By  on October 24, 2007

Wal-Mart Stores Inc. said sales growth would slow during the next several years as it reduces U.S. expansion to make long-term investments abroad.

To improve returns, Wal-Mart will build fewer new stores in the U.S., reduce corporate expenses and overhaul merchandising, human resources and financial software systems.

"We have an opportunity to grow profitably and reverse that trend of declining ROI [return on investment]," chief financial officer Tom Schoewe told financial analysts Tuesday at the company's annual investor presentation in a convention center near Wal-Mart's Bentonville, Ark., headquarters.

In merchandising — an area where the retailer has been inconsistent the last several years — Wal-Mart is focused on low prices and major brands across the store.

Apparel remains a problem. In the last three months, apparel comps have been down 7.4 percent compared with Kohl's, which is up 1.3 percent, and J.C. Penney, up 1.9 percent.

"Today everyone is suffering in the apparel business, not just us," said Eduardo Castro-Wright, chief executive officer of Wal-Mart U.S., citing warm weather and cuts in discretionary spending related to tightening of consumer credit.

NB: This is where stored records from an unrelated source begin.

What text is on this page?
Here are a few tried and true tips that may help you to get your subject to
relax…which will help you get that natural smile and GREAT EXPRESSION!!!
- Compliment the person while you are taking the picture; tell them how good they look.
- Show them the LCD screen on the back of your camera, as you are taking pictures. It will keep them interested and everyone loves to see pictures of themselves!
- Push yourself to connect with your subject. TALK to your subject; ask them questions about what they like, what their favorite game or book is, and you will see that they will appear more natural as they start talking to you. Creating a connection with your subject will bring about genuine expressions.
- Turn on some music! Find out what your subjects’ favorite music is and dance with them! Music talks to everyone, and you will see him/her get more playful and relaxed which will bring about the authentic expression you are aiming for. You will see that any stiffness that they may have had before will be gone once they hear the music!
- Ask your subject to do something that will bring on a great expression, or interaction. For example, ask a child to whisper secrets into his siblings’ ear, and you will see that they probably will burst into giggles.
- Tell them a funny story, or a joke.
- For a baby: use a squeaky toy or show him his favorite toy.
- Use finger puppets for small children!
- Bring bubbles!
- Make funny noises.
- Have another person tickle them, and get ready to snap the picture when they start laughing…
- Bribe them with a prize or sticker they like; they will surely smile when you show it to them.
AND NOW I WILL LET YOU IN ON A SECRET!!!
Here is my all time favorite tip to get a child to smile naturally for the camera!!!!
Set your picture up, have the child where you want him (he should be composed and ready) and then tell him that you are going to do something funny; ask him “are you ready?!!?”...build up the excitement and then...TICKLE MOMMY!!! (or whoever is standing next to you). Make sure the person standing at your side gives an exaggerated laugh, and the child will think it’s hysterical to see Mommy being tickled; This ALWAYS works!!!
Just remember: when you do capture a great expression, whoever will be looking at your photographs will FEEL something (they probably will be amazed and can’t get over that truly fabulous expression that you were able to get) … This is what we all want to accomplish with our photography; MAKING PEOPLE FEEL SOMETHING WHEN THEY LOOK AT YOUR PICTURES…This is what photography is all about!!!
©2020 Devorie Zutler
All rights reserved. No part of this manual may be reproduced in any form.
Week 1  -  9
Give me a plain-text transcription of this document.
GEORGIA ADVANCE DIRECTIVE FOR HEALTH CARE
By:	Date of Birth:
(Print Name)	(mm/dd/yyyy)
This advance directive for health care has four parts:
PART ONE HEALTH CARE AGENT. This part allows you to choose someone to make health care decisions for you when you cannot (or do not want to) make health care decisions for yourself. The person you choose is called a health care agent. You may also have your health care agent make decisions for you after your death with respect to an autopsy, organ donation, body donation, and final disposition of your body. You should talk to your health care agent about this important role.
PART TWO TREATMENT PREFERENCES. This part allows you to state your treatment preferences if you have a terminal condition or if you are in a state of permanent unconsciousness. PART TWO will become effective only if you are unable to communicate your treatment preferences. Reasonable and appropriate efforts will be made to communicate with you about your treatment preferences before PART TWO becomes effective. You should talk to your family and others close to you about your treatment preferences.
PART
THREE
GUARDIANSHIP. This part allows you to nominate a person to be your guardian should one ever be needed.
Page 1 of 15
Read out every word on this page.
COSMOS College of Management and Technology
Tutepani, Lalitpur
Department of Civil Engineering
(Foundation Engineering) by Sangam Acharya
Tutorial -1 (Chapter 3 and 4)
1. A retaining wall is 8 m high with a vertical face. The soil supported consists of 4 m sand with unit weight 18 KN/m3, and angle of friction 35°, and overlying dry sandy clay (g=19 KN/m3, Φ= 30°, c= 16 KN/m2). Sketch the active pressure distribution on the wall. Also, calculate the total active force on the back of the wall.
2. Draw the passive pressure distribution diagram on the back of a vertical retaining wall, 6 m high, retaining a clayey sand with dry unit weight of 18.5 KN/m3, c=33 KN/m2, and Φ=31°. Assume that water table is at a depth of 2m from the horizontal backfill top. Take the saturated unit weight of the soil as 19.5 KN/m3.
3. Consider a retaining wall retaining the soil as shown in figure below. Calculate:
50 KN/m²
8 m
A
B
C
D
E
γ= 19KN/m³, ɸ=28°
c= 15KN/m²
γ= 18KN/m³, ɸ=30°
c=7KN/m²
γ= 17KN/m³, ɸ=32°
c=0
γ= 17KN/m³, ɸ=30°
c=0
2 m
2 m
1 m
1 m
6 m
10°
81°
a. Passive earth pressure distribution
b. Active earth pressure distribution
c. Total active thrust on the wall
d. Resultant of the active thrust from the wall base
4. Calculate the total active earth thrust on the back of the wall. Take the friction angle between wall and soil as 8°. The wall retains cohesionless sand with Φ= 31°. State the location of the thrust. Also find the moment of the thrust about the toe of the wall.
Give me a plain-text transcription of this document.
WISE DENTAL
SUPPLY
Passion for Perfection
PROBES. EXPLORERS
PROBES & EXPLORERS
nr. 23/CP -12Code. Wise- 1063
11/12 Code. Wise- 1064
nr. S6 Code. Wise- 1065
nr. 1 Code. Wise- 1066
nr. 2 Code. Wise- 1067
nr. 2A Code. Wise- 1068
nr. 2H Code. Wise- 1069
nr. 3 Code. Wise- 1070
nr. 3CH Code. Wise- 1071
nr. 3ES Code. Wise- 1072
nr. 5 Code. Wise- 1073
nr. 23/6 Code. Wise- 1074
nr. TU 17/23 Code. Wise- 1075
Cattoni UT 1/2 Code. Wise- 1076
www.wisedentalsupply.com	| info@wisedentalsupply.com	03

As a result, Wal-Mart is getting even more conservative in its approach, barely mentioning fashion in its presentation Tuesday. Instead, the apparel team is embracing a mission to be the market's dominant source of low-cost apparel staples.

"We are focusing on our basics and essentials," Castro-Wright said.

Basics priced $10 and under make up more than half of Wal-Mart's apparel sales and will continue their prominence in coming seasons, said Dottie Mattison, senior vice president and general merchandise manager of women's apparel. "Wal-Mart is about price leadership. Helping our customer take care of the family, exerting our scale...to deliver key items for the family, at $10 and less."

After Schoewe delivered the strategic overview, financial analysts pressed him during a question-and-answer session to justify the decision to rein in spending on the U.S., the world's largest consumer market, in order to invest in countries such as Japan, where Wal-Mart has been challenged in efforts to make a profit.

The $345 billion retailer has struggled with a stagnant stock price and decreasing returns on its U.S. business, where stores have been coping with operational gaffes and a core customer under pressure from gas prices and lack of wage growth.